What Cook found in 1994 had long been suspected. The 1977 Hope Royal Commission on Intelligence and Security made damning judgments about ASIO's counter-intelligence ineptitude. "Many of the more thoughtful and responsible ASIO officers who gave evidence before me sought the opportunity to voice their fears of a penetration," Justice Hope wrote. Cook is reported to have concluded that there had been four Soviet moles inside ASIO right through to the end of the Cold War. All four were quietly retired on full pension. George Sadil was arrested and charged, but he was at best small fry whose prosecution was bungled.

In short, while Aldrich Ames and Robert Hanssen were being prosecuted and jailed in the US, their Australian counterparts were being retired on full pensions. Why? Because the AFP and Cook suspected but could not deduce who the guilty parties were? What confidence does that inspire in our capacity to ensure the integrity of our counter-intelligence and security services? Or was it all too embarrassing, especially to the Labor Party, so many of whose members and supporters had spent the Cold War denouncing the "reds under the bed" mentality and the "witch hunts" of McCarthyism? What a parlous defence that would be for suppressing the truth.

This is of more than merely historical significance. Russian and Chinese espionage has been resurgent in Australia in recent years. ASIO set up a new counter-espionage and interference division a few years ago to deal with it. But how can we have confidence in such a division as long as the truth about what happened in the Cold War remains suppressed? And the Mitrokhin archive itself only deals with KGB operations. Those of the GRU (Soviet military intelligence) remain a disturbingly closed book. Yet we know the GRU was active in Australia and have reason to believe it successfully recruited agents here.

KGB and GRU moles in Australia may have been recruited as early as the 1960s, but we still do not even know their codenames because the Mitrokhin archive on Australia has been withheld under what used to be called a D-Notice. The KGB recruited British spy rings in the 30s, not only at Cambridge but also at Oxford and London universities.

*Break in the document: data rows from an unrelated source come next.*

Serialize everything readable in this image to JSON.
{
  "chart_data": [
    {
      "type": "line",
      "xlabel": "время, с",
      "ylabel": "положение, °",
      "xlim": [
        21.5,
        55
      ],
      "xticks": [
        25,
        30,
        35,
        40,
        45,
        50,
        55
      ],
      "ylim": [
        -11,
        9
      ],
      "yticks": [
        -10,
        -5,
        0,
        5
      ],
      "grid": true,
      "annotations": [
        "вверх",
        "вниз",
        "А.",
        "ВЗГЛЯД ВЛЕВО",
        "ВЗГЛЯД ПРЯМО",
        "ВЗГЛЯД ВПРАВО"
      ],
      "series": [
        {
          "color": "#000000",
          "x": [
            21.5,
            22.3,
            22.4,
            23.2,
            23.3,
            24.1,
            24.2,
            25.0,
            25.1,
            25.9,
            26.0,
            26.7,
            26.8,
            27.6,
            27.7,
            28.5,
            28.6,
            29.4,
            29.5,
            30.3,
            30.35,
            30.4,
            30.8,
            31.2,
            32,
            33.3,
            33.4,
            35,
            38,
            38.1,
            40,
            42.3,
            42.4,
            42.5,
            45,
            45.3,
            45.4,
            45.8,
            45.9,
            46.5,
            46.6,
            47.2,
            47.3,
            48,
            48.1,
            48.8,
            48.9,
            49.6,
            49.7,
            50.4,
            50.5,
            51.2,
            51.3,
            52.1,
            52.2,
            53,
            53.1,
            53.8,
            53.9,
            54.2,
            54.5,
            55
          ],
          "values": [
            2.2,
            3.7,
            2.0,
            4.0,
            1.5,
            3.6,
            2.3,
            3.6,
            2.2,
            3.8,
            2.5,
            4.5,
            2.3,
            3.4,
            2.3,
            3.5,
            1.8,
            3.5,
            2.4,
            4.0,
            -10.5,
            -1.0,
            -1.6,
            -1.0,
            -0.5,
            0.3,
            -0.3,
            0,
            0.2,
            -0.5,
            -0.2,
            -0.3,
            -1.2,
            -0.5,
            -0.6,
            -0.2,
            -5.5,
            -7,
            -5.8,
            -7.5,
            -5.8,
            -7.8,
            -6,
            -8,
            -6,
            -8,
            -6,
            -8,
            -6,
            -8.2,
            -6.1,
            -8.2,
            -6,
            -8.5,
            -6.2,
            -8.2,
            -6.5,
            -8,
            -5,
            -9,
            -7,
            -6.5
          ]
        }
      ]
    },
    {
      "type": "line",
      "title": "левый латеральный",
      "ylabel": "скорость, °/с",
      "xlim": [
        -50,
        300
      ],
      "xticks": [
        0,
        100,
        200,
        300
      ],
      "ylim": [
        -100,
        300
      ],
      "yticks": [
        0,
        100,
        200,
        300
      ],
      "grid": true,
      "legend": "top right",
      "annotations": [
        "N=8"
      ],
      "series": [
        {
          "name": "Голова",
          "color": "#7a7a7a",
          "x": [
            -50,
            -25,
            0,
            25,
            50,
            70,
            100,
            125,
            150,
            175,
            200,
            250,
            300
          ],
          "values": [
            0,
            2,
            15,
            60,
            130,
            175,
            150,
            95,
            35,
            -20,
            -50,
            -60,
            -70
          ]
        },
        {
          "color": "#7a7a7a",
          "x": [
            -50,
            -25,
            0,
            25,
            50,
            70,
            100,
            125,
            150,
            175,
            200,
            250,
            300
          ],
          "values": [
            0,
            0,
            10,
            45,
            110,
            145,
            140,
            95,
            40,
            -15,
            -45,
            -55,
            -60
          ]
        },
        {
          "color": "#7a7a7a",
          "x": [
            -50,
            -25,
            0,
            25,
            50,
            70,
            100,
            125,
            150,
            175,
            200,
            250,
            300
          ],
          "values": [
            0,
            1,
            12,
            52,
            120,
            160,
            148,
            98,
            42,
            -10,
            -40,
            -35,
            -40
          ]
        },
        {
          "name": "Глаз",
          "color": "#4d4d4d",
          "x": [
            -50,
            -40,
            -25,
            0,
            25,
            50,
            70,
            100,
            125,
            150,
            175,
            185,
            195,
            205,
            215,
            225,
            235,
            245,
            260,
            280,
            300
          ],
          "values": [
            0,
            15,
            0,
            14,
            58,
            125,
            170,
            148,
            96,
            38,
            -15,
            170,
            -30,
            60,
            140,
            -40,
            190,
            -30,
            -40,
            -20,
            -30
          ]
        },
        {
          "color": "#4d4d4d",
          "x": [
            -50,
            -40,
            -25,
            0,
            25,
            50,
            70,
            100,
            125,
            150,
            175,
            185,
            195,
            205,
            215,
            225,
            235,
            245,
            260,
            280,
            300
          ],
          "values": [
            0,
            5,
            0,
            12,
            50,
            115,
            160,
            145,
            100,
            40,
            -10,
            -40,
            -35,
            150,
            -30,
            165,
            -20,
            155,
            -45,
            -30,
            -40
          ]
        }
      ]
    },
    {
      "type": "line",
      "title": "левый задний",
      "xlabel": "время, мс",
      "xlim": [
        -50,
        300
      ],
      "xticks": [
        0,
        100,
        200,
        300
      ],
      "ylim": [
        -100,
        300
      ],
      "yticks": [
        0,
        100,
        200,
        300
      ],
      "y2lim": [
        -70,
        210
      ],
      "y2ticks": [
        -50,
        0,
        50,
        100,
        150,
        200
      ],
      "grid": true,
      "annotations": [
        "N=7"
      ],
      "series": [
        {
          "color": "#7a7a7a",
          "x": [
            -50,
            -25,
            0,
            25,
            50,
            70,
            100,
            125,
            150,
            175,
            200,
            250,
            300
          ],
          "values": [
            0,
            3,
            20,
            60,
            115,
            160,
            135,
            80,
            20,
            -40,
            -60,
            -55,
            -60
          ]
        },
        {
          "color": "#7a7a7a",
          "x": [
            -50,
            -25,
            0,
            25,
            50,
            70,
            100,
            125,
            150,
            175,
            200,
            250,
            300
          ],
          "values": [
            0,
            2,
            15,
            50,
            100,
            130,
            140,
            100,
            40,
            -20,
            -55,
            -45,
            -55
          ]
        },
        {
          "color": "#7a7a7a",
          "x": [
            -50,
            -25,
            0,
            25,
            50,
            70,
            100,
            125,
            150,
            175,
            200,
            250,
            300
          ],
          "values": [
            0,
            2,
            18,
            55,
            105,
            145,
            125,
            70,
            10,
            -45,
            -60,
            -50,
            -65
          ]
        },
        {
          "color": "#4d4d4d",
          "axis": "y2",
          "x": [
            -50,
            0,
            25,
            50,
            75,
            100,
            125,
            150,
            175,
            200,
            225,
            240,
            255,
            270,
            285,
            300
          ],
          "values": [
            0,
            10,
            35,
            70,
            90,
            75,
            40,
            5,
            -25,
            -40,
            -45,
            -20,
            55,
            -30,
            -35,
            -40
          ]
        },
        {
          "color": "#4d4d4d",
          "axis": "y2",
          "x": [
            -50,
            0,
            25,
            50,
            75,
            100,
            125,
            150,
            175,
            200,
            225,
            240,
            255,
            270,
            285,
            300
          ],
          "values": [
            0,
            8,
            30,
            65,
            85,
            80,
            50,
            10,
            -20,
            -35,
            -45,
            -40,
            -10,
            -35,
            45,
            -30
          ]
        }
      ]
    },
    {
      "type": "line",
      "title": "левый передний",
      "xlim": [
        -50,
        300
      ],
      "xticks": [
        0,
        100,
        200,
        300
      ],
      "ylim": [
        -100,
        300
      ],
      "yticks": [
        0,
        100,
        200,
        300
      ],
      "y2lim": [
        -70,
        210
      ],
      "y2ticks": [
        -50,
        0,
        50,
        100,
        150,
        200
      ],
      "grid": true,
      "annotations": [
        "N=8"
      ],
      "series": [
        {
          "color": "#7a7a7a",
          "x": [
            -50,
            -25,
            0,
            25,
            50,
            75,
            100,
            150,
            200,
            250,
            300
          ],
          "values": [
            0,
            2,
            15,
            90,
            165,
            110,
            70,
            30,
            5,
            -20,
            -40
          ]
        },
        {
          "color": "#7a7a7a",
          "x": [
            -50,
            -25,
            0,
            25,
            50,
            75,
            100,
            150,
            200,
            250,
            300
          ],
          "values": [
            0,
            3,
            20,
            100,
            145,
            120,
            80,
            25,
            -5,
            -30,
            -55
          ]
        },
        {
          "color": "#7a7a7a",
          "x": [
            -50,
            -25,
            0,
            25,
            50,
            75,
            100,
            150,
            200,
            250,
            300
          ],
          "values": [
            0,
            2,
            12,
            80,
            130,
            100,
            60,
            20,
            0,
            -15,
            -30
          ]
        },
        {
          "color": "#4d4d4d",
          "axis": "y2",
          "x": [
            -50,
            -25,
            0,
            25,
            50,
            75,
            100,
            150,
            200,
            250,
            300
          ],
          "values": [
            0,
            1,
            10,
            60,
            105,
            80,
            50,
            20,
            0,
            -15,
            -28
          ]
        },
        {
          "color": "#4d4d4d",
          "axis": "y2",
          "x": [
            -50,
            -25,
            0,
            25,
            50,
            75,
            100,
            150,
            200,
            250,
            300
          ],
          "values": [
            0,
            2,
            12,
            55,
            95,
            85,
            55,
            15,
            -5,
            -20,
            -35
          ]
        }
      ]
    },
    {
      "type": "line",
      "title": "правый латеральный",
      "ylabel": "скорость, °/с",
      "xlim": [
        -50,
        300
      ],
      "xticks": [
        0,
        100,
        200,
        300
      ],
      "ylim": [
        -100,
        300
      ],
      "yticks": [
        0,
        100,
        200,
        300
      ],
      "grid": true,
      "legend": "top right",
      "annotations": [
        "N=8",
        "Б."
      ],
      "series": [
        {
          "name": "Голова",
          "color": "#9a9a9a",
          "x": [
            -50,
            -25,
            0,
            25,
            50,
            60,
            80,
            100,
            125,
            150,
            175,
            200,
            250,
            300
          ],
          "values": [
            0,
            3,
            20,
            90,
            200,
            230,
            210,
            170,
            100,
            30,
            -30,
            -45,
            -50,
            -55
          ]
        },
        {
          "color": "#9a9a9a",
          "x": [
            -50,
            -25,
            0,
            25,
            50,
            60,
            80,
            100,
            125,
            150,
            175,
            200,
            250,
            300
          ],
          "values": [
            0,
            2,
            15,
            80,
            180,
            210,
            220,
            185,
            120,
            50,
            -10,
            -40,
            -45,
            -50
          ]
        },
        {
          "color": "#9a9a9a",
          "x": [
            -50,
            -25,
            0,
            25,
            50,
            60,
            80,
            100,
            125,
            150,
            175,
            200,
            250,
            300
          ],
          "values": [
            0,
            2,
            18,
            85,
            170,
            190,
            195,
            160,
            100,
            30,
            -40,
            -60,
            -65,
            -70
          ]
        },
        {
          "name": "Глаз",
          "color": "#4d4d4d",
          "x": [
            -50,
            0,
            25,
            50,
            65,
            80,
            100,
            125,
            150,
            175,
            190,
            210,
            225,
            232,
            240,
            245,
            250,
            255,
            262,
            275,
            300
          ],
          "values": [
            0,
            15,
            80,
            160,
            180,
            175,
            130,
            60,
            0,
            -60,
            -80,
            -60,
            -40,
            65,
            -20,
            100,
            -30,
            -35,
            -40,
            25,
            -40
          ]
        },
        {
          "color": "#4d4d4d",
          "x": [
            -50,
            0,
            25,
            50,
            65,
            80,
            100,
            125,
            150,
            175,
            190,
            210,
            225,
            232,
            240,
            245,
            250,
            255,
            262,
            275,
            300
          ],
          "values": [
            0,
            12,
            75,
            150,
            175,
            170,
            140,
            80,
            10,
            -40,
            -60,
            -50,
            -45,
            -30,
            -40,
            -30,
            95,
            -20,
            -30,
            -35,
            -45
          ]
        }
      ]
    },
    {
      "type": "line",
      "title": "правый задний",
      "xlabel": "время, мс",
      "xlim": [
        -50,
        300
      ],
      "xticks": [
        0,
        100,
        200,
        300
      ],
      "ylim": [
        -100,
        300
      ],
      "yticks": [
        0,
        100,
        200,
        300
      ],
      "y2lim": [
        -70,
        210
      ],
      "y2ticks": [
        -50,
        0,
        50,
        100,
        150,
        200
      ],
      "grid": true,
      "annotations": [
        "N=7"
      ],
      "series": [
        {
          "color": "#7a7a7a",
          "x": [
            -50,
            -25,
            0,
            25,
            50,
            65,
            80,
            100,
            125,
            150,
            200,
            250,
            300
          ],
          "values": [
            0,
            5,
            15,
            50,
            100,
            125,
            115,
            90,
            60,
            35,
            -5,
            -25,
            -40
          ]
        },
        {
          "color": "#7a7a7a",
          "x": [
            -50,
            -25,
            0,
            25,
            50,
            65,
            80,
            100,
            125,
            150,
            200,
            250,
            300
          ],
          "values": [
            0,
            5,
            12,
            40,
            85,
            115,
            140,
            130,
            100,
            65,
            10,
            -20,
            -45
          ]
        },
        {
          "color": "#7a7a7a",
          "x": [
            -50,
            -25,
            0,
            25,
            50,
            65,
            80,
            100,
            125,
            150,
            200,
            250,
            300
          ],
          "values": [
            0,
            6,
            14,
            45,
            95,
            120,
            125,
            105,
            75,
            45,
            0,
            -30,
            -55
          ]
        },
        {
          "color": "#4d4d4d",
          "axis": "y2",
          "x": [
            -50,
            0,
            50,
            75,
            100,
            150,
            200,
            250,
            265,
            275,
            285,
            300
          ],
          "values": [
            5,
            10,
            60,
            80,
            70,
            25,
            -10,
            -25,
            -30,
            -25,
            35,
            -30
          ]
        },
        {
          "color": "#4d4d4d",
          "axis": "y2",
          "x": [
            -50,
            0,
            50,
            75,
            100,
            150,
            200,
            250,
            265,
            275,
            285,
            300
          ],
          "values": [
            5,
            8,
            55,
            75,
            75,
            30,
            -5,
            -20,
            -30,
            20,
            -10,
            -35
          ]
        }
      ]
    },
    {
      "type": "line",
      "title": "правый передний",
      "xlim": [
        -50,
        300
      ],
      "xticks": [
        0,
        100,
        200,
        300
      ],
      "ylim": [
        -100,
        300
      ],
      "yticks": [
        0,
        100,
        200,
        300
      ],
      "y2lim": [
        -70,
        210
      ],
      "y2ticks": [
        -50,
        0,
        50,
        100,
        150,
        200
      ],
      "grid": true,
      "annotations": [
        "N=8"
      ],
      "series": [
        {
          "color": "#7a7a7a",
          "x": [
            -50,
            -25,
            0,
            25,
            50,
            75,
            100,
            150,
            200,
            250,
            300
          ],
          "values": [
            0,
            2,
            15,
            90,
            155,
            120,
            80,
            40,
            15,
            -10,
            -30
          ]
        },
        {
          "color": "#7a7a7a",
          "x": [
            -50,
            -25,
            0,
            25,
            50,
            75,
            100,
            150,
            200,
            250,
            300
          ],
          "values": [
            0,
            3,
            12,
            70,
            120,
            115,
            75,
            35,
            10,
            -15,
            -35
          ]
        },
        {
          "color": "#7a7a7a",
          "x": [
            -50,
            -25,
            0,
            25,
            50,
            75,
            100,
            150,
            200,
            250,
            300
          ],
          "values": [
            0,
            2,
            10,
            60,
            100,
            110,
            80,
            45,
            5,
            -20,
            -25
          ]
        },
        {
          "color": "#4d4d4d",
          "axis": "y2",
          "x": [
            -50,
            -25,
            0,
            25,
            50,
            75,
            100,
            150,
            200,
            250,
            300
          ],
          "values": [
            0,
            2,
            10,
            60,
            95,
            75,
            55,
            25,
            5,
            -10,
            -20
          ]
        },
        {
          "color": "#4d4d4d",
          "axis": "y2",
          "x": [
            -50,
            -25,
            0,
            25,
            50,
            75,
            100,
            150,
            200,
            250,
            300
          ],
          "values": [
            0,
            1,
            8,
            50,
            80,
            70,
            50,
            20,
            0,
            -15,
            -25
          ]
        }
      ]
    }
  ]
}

The head of the Oxford ring was codenamed "Scott", we learned in 1992; but for many years no one could find out who Scott had been. It turns out he was Arthur Wynn, who served his KGB masters for decades while a prominent British civil servant.

His recruiters reported to Moscow Centre that they considered him a second "Sohnchen" (Kim Philby's codename) with "even greater possibilities than the first". Did the Mitrokhin archives point to an Australian Sohnchen and Scott? It is high time we learned, Senator Faulkner.